Week 11

    This week, we talked about the computability of programs. Some programs just cannot be written as any sort of algorithm, such as a program that checks whether another program halts. There is no reasonable computational model that can represent this impossible halt function. Actually running the program to see if it halts is not a reasonable solution to the halting problem because it could take years for a program to halt, and at some point it would be hard to tell whether a computer never halts, or just won't halt for at least 3 million years.
    But what counts as a 'reasonable computational model'? If there was a supercomputer with enough processing power to simulate the entire universe and account for every particle in existence, surely it would be able to compute anything. So if you run that program that either halts in 3 million years or goes on forever, the supercomputer would probably know the answer before you even run the program.
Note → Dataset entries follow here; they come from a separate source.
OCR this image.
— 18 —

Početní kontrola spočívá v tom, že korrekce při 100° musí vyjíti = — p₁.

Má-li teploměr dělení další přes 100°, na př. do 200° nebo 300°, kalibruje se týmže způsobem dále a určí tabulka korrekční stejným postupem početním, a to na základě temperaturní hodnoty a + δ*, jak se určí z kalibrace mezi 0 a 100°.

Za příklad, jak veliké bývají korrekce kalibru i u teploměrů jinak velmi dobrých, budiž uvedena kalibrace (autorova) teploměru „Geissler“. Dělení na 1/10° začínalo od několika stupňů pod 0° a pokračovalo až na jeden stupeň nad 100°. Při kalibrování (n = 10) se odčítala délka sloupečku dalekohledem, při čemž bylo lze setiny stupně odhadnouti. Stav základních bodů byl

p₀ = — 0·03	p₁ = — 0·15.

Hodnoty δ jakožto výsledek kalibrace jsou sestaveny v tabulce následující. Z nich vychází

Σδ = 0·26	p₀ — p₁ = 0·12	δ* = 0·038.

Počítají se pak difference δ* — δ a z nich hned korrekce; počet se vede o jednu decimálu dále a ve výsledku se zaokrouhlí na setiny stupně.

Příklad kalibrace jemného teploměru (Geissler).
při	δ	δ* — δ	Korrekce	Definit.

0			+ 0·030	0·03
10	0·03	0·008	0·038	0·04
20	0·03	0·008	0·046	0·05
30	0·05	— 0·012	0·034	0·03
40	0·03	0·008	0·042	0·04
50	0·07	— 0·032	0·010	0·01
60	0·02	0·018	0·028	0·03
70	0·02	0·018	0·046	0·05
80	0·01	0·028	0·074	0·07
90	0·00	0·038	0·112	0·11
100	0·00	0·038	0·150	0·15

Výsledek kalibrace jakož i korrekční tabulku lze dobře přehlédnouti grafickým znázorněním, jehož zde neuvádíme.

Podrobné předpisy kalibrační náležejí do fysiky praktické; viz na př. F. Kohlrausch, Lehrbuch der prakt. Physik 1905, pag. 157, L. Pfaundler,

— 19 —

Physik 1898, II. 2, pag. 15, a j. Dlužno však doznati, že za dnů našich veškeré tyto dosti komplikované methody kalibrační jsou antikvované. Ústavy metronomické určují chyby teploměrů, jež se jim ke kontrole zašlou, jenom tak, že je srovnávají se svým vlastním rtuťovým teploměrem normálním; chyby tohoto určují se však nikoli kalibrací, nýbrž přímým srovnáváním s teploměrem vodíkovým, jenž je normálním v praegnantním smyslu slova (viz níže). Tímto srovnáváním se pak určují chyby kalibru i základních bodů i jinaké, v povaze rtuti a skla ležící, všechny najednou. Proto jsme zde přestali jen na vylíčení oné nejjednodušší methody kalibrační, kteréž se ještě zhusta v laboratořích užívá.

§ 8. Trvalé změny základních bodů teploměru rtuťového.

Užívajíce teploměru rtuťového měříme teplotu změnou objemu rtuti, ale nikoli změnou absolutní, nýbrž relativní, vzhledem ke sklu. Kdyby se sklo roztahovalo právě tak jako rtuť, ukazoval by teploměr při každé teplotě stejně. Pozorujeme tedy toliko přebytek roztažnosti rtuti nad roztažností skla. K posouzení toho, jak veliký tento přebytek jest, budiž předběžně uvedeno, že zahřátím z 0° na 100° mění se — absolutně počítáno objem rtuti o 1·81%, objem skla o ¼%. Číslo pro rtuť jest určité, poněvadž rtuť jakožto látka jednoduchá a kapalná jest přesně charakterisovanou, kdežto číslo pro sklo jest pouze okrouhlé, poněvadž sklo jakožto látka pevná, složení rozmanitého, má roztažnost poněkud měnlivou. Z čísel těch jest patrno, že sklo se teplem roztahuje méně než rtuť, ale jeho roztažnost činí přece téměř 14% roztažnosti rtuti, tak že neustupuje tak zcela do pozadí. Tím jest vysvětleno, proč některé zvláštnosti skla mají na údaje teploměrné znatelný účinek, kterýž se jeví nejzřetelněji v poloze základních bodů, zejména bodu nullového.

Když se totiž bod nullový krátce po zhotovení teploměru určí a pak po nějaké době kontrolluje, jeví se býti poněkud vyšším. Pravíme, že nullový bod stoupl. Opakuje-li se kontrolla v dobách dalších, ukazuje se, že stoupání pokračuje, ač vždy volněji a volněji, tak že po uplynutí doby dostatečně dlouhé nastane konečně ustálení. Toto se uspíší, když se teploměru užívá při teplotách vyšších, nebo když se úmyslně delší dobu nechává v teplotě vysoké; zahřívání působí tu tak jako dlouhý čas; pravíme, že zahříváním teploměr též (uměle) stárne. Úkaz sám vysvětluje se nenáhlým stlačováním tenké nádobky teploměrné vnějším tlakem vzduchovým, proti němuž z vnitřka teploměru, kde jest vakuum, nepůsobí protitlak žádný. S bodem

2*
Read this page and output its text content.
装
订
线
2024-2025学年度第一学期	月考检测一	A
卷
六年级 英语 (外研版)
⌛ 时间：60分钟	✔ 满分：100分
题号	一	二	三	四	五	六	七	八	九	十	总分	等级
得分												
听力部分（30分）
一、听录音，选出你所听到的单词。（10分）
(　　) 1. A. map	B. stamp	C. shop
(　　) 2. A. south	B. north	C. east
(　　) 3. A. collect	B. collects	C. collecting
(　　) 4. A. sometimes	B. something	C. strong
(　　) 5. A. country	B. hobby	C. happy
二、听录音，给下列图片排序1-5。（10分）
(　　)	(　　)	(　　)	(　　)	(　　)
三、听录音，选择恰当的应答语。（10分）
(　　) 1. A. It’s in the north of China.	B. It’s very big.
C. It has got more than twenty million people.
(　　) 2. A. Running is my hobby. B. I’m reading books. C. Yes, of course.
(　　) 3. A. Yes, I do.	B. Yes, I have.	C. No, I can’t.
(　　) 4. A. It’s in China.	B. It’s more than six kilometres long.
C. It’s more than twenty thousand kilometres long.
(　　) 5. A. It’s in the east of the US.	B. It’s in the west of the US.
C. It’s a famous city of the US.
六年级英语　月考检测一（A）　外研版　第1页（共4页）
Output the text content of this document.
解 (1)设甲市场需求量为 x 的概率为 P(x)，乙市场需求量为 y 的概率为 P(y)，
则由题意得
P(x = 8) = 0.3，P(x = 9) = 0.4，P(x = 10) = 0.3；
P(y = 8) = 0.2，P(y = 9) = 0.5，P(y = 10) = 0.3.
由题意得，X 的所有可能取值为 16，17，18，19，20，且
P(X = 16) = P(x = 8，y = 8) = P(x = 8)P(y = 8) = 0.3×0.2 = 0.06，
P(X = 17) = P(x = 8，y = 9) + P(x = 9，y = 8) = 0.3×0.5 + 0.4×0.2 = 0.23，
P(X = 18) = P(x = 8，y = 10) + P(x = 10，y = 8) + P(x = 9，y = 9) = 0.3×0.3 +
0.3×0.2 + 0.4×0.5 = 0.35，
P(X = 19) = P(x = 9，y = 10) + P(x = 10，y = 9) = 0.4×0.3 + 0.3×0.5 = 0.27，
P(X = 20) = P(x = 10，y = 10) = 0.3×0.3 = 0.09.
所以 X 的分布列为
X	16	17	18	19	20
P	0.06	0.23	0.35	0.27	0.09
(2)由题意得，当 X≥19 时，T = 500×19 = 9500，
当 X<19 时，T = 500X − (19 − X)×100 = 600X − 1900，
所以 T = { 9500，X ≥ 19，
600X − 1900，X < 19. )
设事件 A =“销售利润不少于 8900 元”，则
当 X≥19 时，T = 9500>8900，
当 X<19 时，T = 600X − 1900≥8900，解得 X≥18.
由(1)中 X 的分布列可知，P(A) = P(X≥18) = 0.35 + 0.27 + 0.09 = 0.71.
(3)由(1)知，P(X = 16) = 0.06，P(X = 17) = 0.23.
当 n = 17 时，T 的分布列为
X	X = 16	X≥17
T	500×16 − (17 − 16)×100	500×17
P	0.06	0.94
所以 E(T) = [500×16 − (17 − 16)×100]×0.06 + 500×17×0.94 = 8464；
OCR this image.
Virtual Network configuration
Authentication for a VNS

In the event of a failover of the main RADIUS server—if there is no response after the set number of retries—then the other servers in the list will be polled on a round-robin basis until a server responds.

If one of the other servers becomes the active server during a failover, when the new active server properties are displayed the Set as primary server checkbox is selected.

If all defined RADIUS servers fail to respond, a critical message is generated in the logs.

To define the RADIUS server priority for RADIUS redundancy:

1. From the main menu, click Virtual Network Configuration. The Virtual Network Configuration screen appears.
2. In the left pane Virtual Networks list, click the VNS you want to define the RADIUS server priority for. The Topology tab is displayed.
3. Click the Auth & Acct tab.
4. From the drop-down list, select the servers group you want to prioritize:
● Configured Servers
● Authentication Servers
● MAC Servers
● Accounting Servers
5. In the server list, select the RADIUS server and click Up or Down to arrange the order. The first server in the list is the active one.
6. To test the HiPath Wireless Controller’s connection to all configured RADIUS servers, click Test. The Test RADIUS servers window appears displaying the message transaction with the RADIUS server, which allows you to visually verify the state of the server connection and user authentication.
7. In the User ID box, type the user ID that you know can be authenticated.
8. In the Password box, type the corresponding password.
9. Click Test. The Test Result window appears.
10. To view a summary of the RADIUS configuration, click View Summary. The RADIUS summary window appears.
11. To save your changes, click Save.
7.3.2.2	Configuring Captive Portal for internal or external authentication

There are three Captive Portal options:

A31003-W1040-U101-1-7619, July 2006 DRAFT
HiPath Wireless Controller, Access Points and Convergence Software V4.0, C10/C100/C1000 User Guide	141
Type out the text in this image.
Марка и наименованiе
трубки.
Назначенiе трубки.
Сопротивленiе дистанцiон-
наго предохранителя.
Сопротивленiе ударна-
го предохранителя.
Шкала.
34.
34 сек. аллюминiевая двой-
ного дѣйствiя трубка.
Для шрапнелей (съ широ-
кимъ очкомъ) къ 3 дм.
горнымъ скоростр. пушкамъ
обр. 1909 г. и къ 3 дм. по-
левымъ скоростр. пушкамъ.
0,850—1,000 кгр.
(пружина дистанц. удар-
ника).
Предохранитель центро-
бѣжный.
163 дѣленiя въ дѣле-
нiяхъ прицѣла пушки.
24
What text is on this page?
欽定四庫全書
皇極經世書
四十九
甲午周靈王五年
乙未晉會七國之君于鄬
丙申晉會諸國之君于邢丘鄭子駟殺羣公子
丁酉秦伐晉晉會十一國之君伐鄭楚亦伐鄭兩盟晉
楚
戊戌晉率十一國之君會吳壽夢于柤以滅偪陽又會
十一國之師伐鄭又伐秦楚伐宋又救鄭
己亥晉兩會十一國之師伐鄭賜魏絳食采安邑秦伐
    Now, this theoretical supercomputer is itself unreasonable. However, lets say that the universe will last for 100 trillion years, when all the particles universe will drift too far apart from each other to interact. Assuming humans could survive this long, we could say that any program that halts after 100 trillion years or more is for all intents and purposes, a program that never halts. So if we get a supercomputer that can run this program fast enough and check whether it will halt within 100 trillion years, then we get a useful answer in a reasonable amount of time by just running the program. Or we could time travel to the end of the universe and see if the program has halted.
    The point is, while it may be impossible to compute some programs in the traditional sense, with enough processing power or time travel, we can still get a useful answer. Which is why I am going to solve the halting problem by creating a computer that can accelerate time and check every single program in existence to see whether or not they halt. Shouldn't be too hard.